Measuring Electric Dipole Moments of Trapped Sub-mm Particles

TL;DR

This paper introduces a novel acoustic trapping method to measure electric dipole moments of sub-millimeter particles, revealing their magnitude, aggregation effects, and charge stability over time.

Contribution

It presents a new technique for measuring electric dipole moments of levitated particles in an acoustic trap, including insights into charge stability and aggregation effects.

Findings

Dipole moments are on the order of 10^{-15} to 10^{-14} C·m.

Dipole moments increase with particle aggregation and tribocharging.
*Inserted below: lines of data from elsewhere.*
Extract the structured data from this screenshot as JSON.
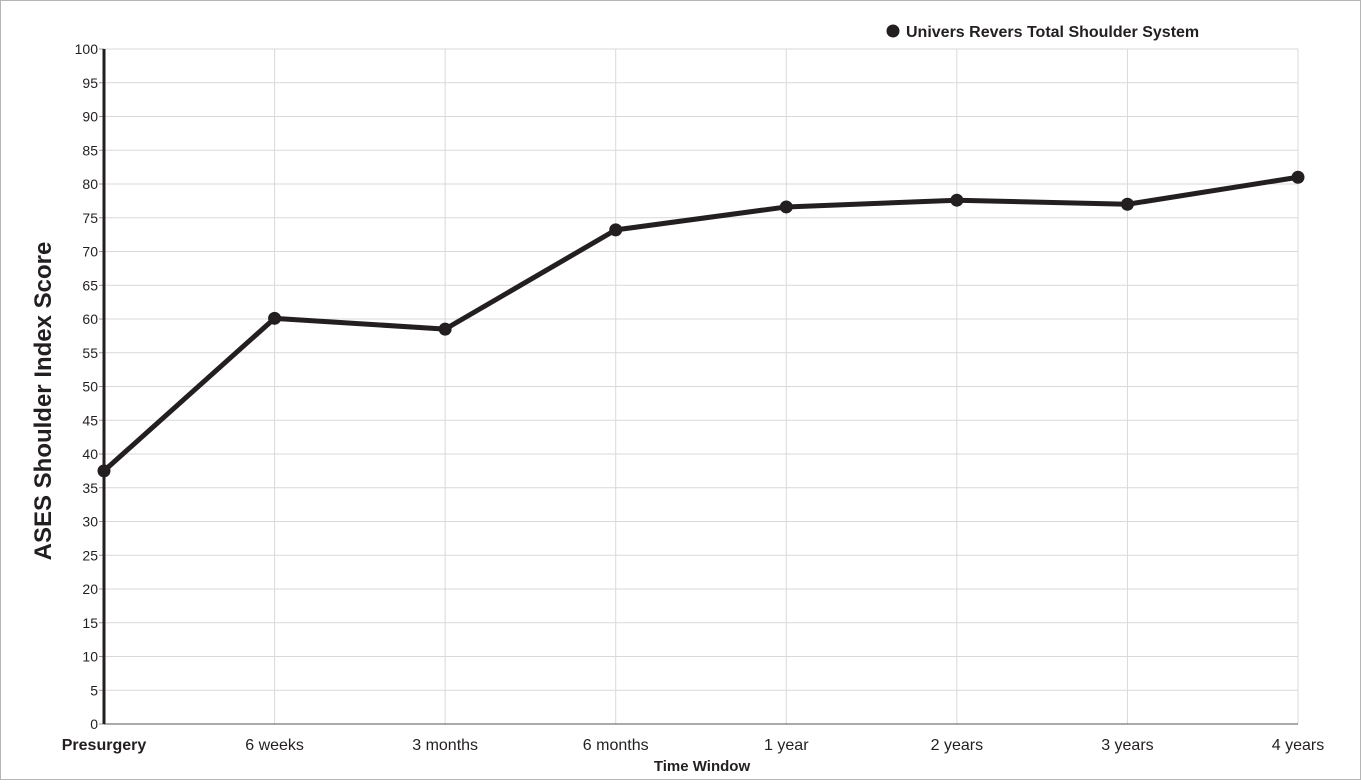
{
  "chart_data": {
    "type": "line",
    "title": "",
    "xlabel": "Time Window",
    "ylabel": "ASES Shoulder Index Score",
    "categories": [
      "Presurgery",
      "6 weeks",
      "3 months",
      "6 months",
      "1 year",
      "2 years",
      "3 years",
      "4 years"
    ],
    "bold_categories": [
      "Presurgery"
    ],
    "ylim": [
      0,
      100
    ],
    "yticks": [
      0,
      5,
      10,
      15,
      20,
      25,
      30,
      35,
      40,
      45,
      50,
      55,
      60,
      65,
      70,
      75,
      80,
      85,
      90,
      95,
      100
    ],
    "grid": true,
    "legend_position": "top-right",
    "series": [
      {
        "name": "Univers Revers Total Shoulder System",
        "values": [
          37.5,
          60.1,
          58.5,
          73.2,
          76.6,
          77.6,
          77.0,
          81.0
        ],
        "color": "#231f20"
      }
    ],
    "colors": {
      "grid": "#d9d9d9",
      "axis": "#231f20",
      "text": "#231f20"
    }
  }
}
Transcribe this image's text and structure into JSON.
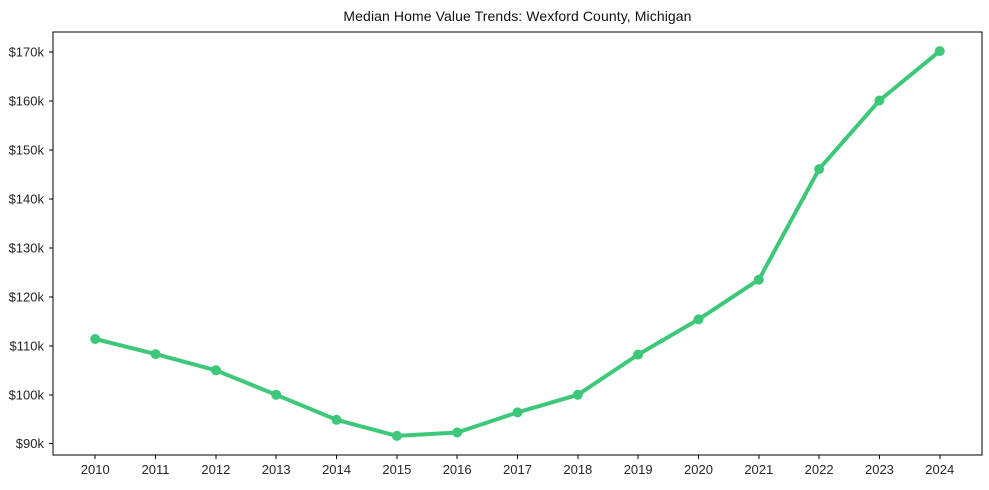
{
  "page": {
    "background_color": "#ffffff"
  },
  "chart_data": {
    "type": "line",
    "title": "Median Home Value Trends: Wexford County, Michigan",
    "x": [
      2010,
      2011,
      2012,
      2013,
      2014,
      2015,
      2016,
      2017,
      2018,
      2019,
      2020,
      2021,
      2022,
      2023,
      2024
    ],
    "xtick_labels": [
      "2010",
      "2011",
      "2012",
      "2013",
      "2014",
      "2015",
      "2016",
      "2017",
      "2018",
      "2019",
      "2020",
      "2021",
      "2022",
      "2023",
      "2024"
    ],
    "values": [
      111.4,
      108.3,
      105.0,
      100.0,
      94.9,
      91.6,
      92.3,
      96.4,
      100.0,
      108.2,
      115.4,
      123.5,
      146.1,
      160.1,
      170.2
    ],
    "unit": "USD thousands",
    "xlabel": "",
    "ylabel": "",
    "ytick_values": [
      90,
      100,
      110,
      120,
      130,
      140,
      150,
      160,
      170
    ],
    "ytick_labels": [
      "$90k",
      "$100k",
      "$110k",
      "$120k",
      "$130k",
      "$140k",
      "$150k",
      "$160k",
      "$170k"
    ],
    "xlim": [
      2009.3,
      2024.7
    ],
    "ylim": [
      87.7,
      174.1
    ],
    "grid": false,
    "legend": "none",
    "line_color": "#3cc878",
    "marker": "circle",
    "marker_radius": 5,
    "line_width": 4,
    "axis_color": "#000000",
    "tick_label_color": "#262626",
    "title_color": "#111111"
  }
}
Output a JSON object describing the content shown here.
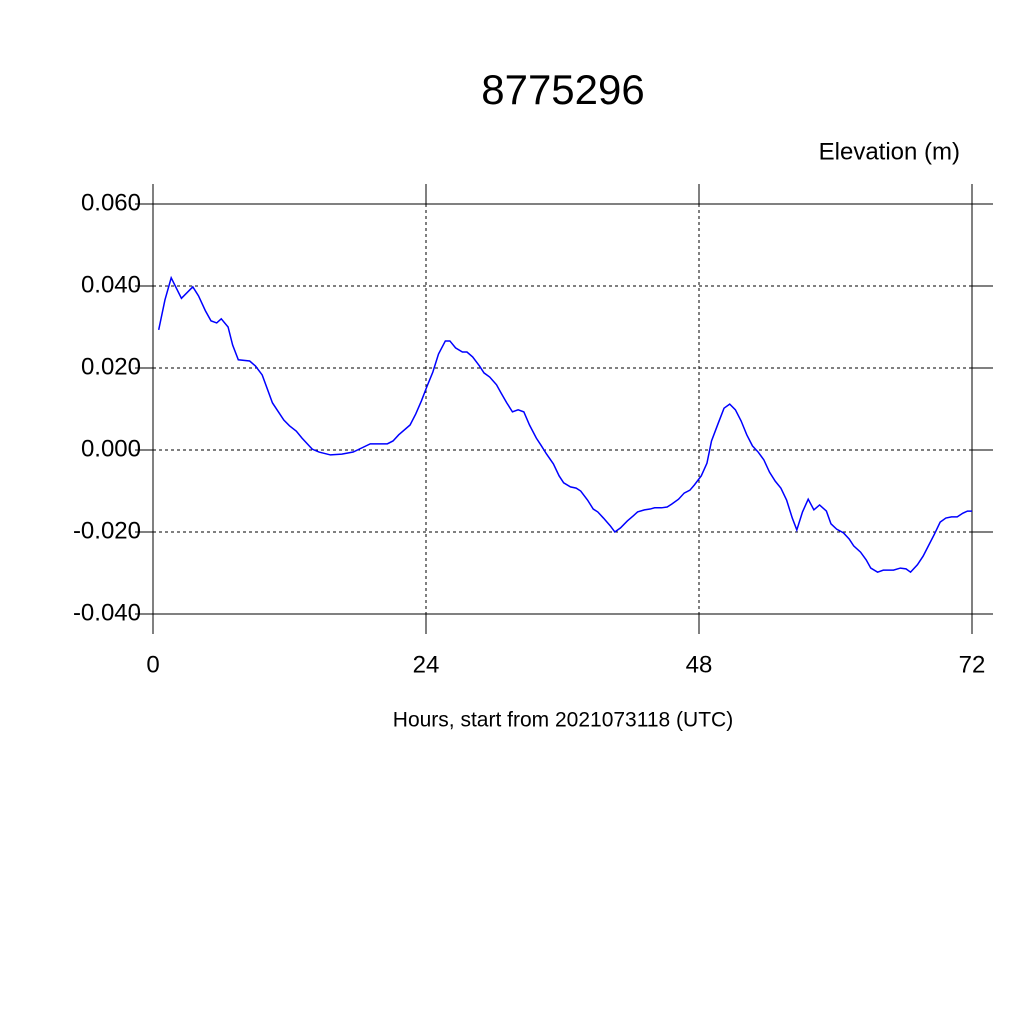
{
  "chart_data": {
    "type": "line",
    "title": "8775296",
    "ylabel": "Elevation (m)",
    "xlabel": "Hours, start from 2021073118 (UTC)",
    "xlim": [
      0,
      72
    ],
    "xticks": [
      0,
      24,
      48,
      72
    ],
    "ylim": [
      -0.04,
      0.06
    ],
    "yticks": [
      {
        "value": 0.06,
        "label": "0.060"
      },
      {
        "value": 0.04,
        "label": "0.040"
      },
      {
        "value": 0.02,
        "label": "0.020"
      },
      {
        "value": 0,
        "label": "0.000"
      },
      {
        "value": -0.02,
        "label": "-0.020"
      },
      {
        "value": -0.04,
        "label": "-0.040"
      }
    ],
    "grid": true,
    "color": "#0000ff",
    "x": [
      0.5,
      1.05,
      1.6,
      2.5,
      3.5,
      4,
      4.6,
      5.1,
      5.6,
      6,
      6.6,
      7,
      7.5,
      8.5,
      9,
      9.6,
      10.5,
      11.5,
      12,
      12.6,
      13.1,
      14,
      14.6,
      15.6,
      16.6,
      17.6,
      18.5,
      19.1,
      20.1,
      20.6,
      21.1,
      21.6,
      22.6,
      23.1,
      23.6,
      24.1,
      24.6,
      25.1,
      25.7,
      26.1,
      26.6,
      27.2,
      27.6,
      28.1,
      28.7,
      29.1,
      29.6,
      30.2,
      30.6,
      31.1,
      31.6,
      32.1,
      32.6,
      33.1,
      33.7,
      34.1,
      34.6,
      35.2,
      35.7,
      36.1,
      36.7,
      37.2,
      37.6,
      38.2,
      38.7,
      39.1,
      39.6,
      40.2,
      40.6,
      41.1,
      41.7,
      42.2,
      42.6,
      43.2,
      43.7,
      44.1,
      44.7,
      45.2,
      45.6,
      46.2,
      46.7,
      47.2,
      47.6,
      48.2,
      48.7,
      49.1,
      49.7,
      50.2,
      50.7,
      51.2,
      51.7,
      52.2,
      52.7,
      53.2,
      53.7,
      54.2,
      54.7,
      55.2,
      55.7,
      56.2,
      56.6,
      57.1,
      57.6,
      58.1,
      58.6,
      59.2,
      59.6,
      60.1,
      60.7,
      61.2,
      61.6,
      62.2,
      62.7,
      63.1,
      63.7,
      64.2,
      64.7,
      65.1,
      65.7,
      66.2,
      66.6,
      67.2,
      67.7,
      68.2,
      68.7,
      69.2,
      69.7,
      70.2,
      70.7,
      71.2,
      71.6,
      72
    ],
    "values": [
      0.0293,
      0.0366,
      0.042,
      0.037,
      0.0398,
      0.0376,
      0.034,
      0.0315,
      0.031,
      0.032,
      0.03,
      0.0256,
      0.022,
      0.0217,
      0.0205,
      0.0183,
      0.0115,
      0.0073,
      0.0059,
      0.0046,
      0.0029,
      0.0002,
      -0.0005,
      -0.0012,
      -0.001,
      -0.0005,
      0.0007,
      0.0015,
      0.0015,
      0.0015,
      0.0022,
      0.0037,
      0.0061,
      0.0088,
      0.012,
      0.0156,
      0.019,
      0.0234,
      0.0266,
      0.0266,
      0.0249,
      0.0239,
      0.0239,
      0.0227,
      0.0205,
      0.0188,
      0.0178,
      0.0159,
      0.0139,
      0.0115,
      0.0093,
      0.0098,
      0.0093,
      0.0061,
      0.0029,
      0.0012,
      -0.001,
      -0.0034,
      -0.0063,
      -0.008,
      -0.009,
      -0.0093,
      -0.01,
      -0.0122,
      -0.0144,
      -0.0151,
      -0.0166,
      -0.0185,
      -0.02,
      -0.019,
      -0.0173,
      -0.0161,
      -0.0151,
      -0.0146,
      -0.0144,
      -0.0141,
      -0.0141,
      -0.0139,
      -0.0132,
      -0.012,
      -0.0105,
      -0.0098,
      -0.0085,
      -0.0063,
      -0.0032,
      0.0022,
      0.0066,
      0.0102,
      0.0112,
      0.0098,
      0.0071,
      0.0037,
      0.001,
      -0.0005,
      -0.0024,
      -0.0054,
      -0.0076,
      -0.0093,
      -0.0122,
      -0.0166,
      -0.0195,
      -0.0151,
      -0.012,
      -0.0146,
      -0.0134,
      -0.0149,
      -0.018,
      -0.0193,
      -0.0202,
      -0.0217,
      -0.0234,
      -0.0249,
      -0.0268,
      -0.0288,
      -0.0298,
      -0.0293,
      -0.0293,
      -0.0293,
      -0.0288,
      -0.029,
      -0.0298,
      -0.028,
      -0.0259,
      -0.0232,
      -0.0205,
      -0.0176,
      -0.0166,
      -0.0163,
      -0.0163,
      -0.0154,
      -0.0149,
      -0.0149
    ]
  }
}
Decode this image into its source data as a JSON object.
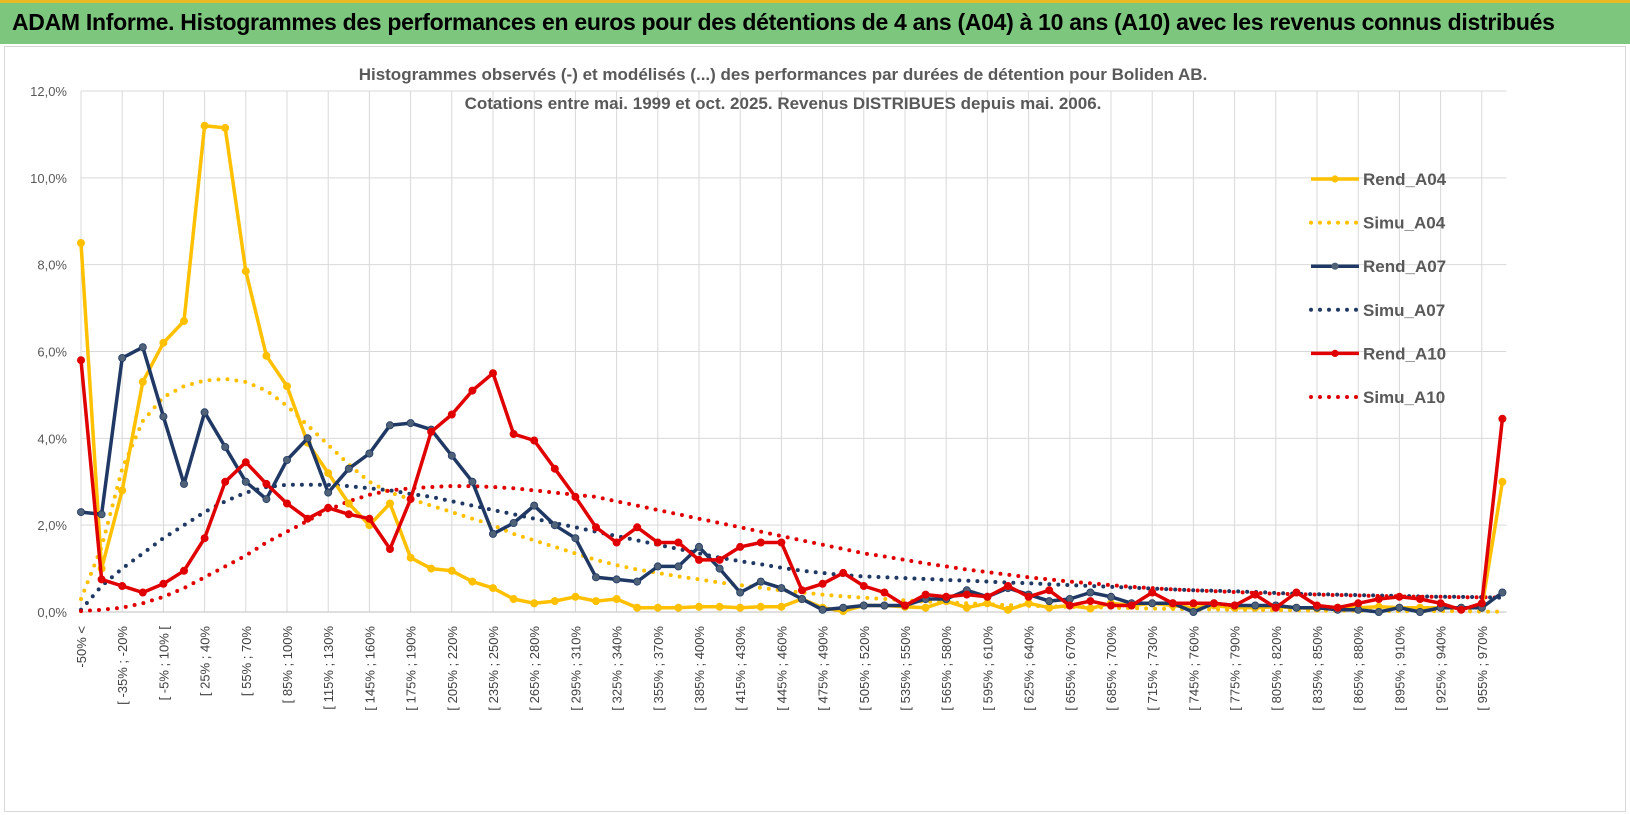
{
  "header": {
    "title": "ADAM Informe. Histogrammes des performances en euros pour des détentions de 4 ans (A04) à 10 ans (A10) avec les revenus connus distribués"
  },
  "chart_data": {
    "type": "line",
    "title_line1": "Histogrammes observés (-) et modélisés (...) des performances par durées de détention pour Boliden AB.",
    "title_line2": "Cotations entre mai. 1999 et oct. 2025. Revenus DISTRIBUES depuis mai. 2006.",
    "xlabel": "",
    "ylabel": "",
    "ylim": [
      0,
      12
    ],
    "y_ticks": [
      0,
      2,
      4,
      6,
      8,
      10,
      12
    ],
    "y_tick_labels": [
      "0,0%",
      "2,0%",
      "4,0%",
      "6,0%",
      "8,0%",
      "10,0%",
      "12,0%"
    ],
    "legend_position": "right",
    "grid": true,
    "x_tick_labels": [
      "-50% <",
      "[ -35% ; -20%",
      "[ -5% ; 10% [",
      "[ 25% ; 40%",
      "[ 55% ; 70%",
      "[ 85% ; 100%",
      "[ 115% ; 130%",
      "[ 145% ; 160%",
      "[ 175% ; 190%",
      "[ 205% ; 220%",
      "[ 235% ; 250%",
      "[ 265% ; 280%",
      "[ 295% ; 310%",
      "[ 325% ; 340%",
      "[ 355% ; 370%",
      "[ 385% ; 400%",
      "[ 415% ; 430%",
      "[ 445% ; 460%",
      "[ 475% ; 490%",
      "[ 505% ; 520%",
      "[ 535% ; 550%",
      "[ 565% ; 580%",
      "[ 595% ; 610%",
      "[ 625% ; 640%",
      "[ 655% ; 670%",
      "[ 685% ; 700%",
      "[ 715% ; 730%",
      "[ 745% ; 760%",
      "[ 775% ; 790%",
      "[ 805% ; 820%",
      "[ 835% ; 850%",
      "[ 865% ; 880%",
      "[ 895% ; 910%",
      "[ 925% ; 940%",
      "[ 955% ; 970%"
    ],
    "n_points": 70,
    "series": [
      {
        "name": "Rend_A04",
        "style": "solid",
        "color": "#ffc000",
        "markers": true,
        "values": [
          8.5,
          1.0,
          2.8,
          5.3,
          6.2,
          6.7,
          11.2,
          11.15,
          7.85,
          5.9,
          5.2,
          3.9,
          3.2,
          2.5,
          2.0,
          2.5,
          1.25,
          1.0,
          0.95,
          0.7,
          0.55,
          0.3,
          0.2,
          0.25,
          0.35,
          0.25,
          0.3,
          0.1,
          0.1,
          0.1,
          0.12,
          0.12,
          0.1,
          0.12,
          0.12,
          0.3,
          0.1,
          0.02,
          0.15,
          0.15,
          0.12,
          0.1,
          0.25,
          0.1,
          0.2,
          0.05,
          0.2,
          0.1,
          0.15,
          0.08,
          0.2,
          0.15,
          0.2,
          0.15,
          0.1,
          0.15,
          0.1,
          0.1,
          0.12,
          0.1,
          0.08,
          0.1,
          0.1,
          0.12,
          0.1,
          0.1,
          0.1,
          0.1,
          0.1,
          3.0
        ]
      },
      {
        "name": "Simu_A04",
        "style": "dotted",
        "color": "#ffc000",
        "markers": false,
        "values": [
          0.3,
          1.5,
          3.3,
          4.4,
          4.95,
          5.2,
          5.33,
          5.37,
          5.3,
          5.1,
          4.75,
          4.3,
          3.85,
          3.4,
          3.0,
          2.75,
          2.6,
          2.45,
          2.3,
          2.15,
          2.0,
          1.8,
          1.65,
          1.5,
          1.35,
          1.2,
          1.08,
          0.98,
          0.9,
          0.82,
          0.75,
          0.68,
          0.62,
          0.56,
          0.5,
          0.45,
          0.4,
          0.36,
          0.33,
          0.3,
          0.27,
          0.24,
          0.22,
          0.2,
          0.18,
          0.16,
          0.14,
          0.13,
          0.12,
          0.11,
          0.1,
          0.09,
          0.08,
          0.07,
          0.06,
          0.06,
          0.05,
          0.05,
          0.04,
          0.04,
          0.03,
          0.03,
          0.03,
          0.02,
          0.02,
          0.02,
          0.02,
          0.02,
          0.01,
          0.01
        ]
      },
      {
        "name": "Rend_A07",
        "style": "solid",
        "color": "#1f3864",
        "markers": true,
        "values": [
          2.3,
          2.25,
          5.85,
          6.1,
          4.5,
          2.95,
          4.6,
          3.8,
          3.0,
          2.6,
          3.5,
          4.0,
          2.75,
          3.3,
          3.65,
          4.3,
          4.35,
          4.2,
          3.6,
          3.0,
          1.8,
          2.05,
          2.45,
          2.0,
          1.7,
          0.8,
          0.75,
          0.7,
          1.05,
          1.05,
          1.5,
          1.0,
          0.45,
          0.7,
          0.55,
          0.3,
          0.05,
          0.1,
          0.15,
          0.15,
          0.15,
          0.3,
          0.3,
          0.5,
          0.35,
          0.55,
          0.4,
          0.25,
          0.3,
          0.45,
          0.35,
          0.2,
          0.2,
          0.2,
          0.0,
          0.2,
          0.15,
          0.15,
          0.15,
          0.1,
          0.1,
          0.05,
          0.05,
          0.0,
          0.1,
          0.0,
          0.1,
          0.1,
          0.1,
          0.45
        ]
      },
      {
        "name": "Simu_A07",
        "style": "dotted",
        "color": "#1f3864",
        "markers": false,
        "values": [
          0.05,
          0.6,
          1.0,
          1.35,
          1.7,
          2.0,
          2.3,
          2.55,
          2.75,
          2.88,
          2.93,
          2.93,
          2.93,
          2.9,
          2.85,
          2.8,
          2.72,
          2.65,
          2.55,
          2.45,
          2.35,
          2.25,
          2.15,
          2.05,
          1.95,
          1.85,
          1.75,
          1.65,
          1.55,
          1.45,
          1.35,
          1.25,
          1.17,
          1.1,
          1.02,
          0.95,
          0.9,
          0.85,
          0.82,
          0.8,
          0.78,
          0.76,
          0.74,
          0.72,
          0.7,
          0.68,
          0.66,
          0.64,
          0.62,
          0.6,
          0.58,
          0.56,
          0.54,
          0.52,
          0.5,
          0.49,
          0.48,
          0.46,
          0.44,
          0.42,
          0.41,
          0.4,
          0.39,
          0.38,
          0.37,
          0.36,
          0.35,
          0.35,
          0.34,
          0.33
        ]
      },
      {
        "name": "Rend_A10",
        "style": "solid",
        "color": "#e00000",
        "markers": true,
        "values": [
          5.8,
          0.75,
          0.6,
          0.45,
          0.65,
          0.95,
          1.7,
          3.0,
          3.45,
          2.95,
          2.5,
          2.15,
          2.4,
          2.25,
          2.15,
          1.45,
          2.6,
          4.15,
          4.55,
          5.1,
          5.5,
          4.1,
          3.95,
          3.3,
          2.65,
          1.95,
          1.6,
          1.95,
          1.6,
          1.6,
          1.2,
          1.2,
          1.5,
          1.6,
          1.6,
          0.5,
          0.65,
          0.9,
          0.6,
          0.45,
          0.15,
          0.4,
          0.35,
          0.4,
          0.35,
          0.6,
          0.35,
          0.5,
          0.15,
          0.25,
          0.15,
          0.15,
          0.45,
          0.2,
          0.2,
          0.2,
          0.15,
          0.4,
          0.1,
          0.45,
          0.15,
          0.1,
          0.2,
          0.3,
          0.35,
          0.3,
          0.2,
          0.05,
          0.2,
          4.45
        ]
      },
      {
        "name": "Simu_A10",
        "style": "dotted",
        "color": "#e00000",
        "markers": false,
        "values": [
          0.02,
          0.05,
          0.1,
          0.2,
          0.35,
          0.55,
          0.8,
          1.05,
          1.3,
          1.6,
          1.85,
          2.1,
          2.35,
          2.55,
          2.7,
          2.8,
          2.85,
          2.88,
          2.9,
          2.9,
          2.88,
          2.85,
          2.8,
          2.75,
          2.7,
          2.65,
          2.55,
          2.45,
          2.35,
          2.25,
          2.15,
          2.05,
          1.95,
          1.85,
          1.75,
          1.65,
          1.55,
          1.45,
          1.35,
          1.28,
          1.2,
          1.12,
          1.05,
          0.98,
          0.92,
          0.86,
          0.8,
          0.75,
          0.7,
          0.66,
          0.62,
          0.58,
          0.55,
          0.52,
          0.5,
          0.48,
          0.46,
          0.44,
          0.42,
          0.41,
          0.4,
          0.39,
          0.38,
          0.37,
          0.36,
          0.35,
          0.35,
          0.34,
          0.34,
          0.33
        ]
      }
    ]
  }
}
No change in dipole moment observed over minutes, indicating charge stability.

Abstract

We present a method for measurements of electric dipole moments on (sub)-mm size (basalt) particles levitated in an acoustic trap and centered within a plate capacitor. If an electric field is applied the particles oscillate with specific frequencies due to their permanent dipole moments. We observe dipole moments on the order of $D_P = 10^{-15} ... 10^{-14} \rm \, C \, m $. The dipole moment increases in small aggregates with the number of grains and is larger for samples vibrated (tribocharged) before trapping. The basalt grains show no sign of change in their dipole moment during measurements, implying a timescale for charge mobility being at least larger than minutes.